Memory, will, and error. These three elements intertwine to create a multifaceted world where everyone has a role to play. This is not just a philosophical concept; it is a reality that he must face.

"I made a mistake because I thought I could remain myself…"

"But the star... it wants to be whole. It brings us together, even if we don't want to."

"Each new host is more than just a vessel. He is a composite of feelings."

"I feel those who came before me."

"Some of them whisper. Some of them shout."

"One is silent, but looks."

Ikai closed the diary.

And everything inside became heavy.

"So you've heard them too. You weren't silent."

He ran his hand over the last lines, almost erased.:

"If you're reading this, you're already absorbed.

But maybe it hasn't been dissolved yet.

Maybe you won't be their voice... but their choice."
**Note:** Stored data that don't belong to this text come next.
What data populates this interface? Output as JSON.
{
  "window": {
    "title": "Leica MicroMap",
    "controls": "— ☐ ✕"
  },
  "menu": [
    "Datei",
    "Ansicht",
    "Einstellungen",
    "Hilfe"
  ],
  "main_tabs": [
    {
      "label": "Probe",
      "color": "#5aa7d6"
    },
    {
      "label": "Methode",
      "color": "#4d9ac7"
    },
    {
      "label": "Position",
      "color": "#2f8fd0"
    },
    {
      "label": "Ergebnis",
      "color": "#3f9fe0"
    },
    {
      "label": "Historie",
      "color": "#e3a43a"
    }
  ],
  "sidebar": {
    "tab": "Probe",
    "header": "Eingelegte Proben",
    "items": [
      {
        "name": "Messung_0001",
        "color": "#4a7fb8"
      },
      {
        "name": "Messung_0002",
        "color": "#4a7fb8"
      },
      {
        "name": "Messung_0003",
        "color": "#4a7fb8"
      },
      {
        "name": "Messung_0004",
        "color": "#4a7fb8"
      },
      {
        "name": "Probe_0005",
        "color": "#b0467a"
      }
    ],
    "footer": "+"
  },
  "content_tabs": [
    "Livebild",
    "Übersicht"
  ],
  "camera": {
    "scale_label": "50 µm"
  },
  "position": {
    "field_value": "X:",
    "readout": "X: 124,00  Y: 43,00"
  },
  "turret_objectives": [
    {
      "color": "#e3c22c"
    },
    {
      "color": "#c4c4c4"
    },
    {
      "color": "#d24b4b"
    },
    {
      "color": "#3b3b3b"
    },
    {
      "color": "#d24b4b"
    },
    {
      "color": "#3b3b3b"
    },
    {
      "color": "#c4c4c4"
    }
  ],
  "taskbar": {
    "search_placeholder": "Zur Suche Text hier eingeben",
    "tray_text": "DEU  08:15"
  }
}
The thin cracks on the walls, like the delicate scars of time, echoed, repeating:

"... choice..."

Ikai stood up, feeling his heart beat faster. In that moment, he realized that the star veiled in his soul was not just watching him. It was longing for his honesty. It was waiting for the words that would be the first in their long conversation.

A faint light filtered through the thick clouds, gently illuminating his face. He felt the warmth of this light enveloping him from within.

Every word he uttered would be more than just a sound. It would be a manifestation of his inner world, his hopes and fears. He understood that silence was not just a lack of words. It was a barrier that prevented him from expressing himself.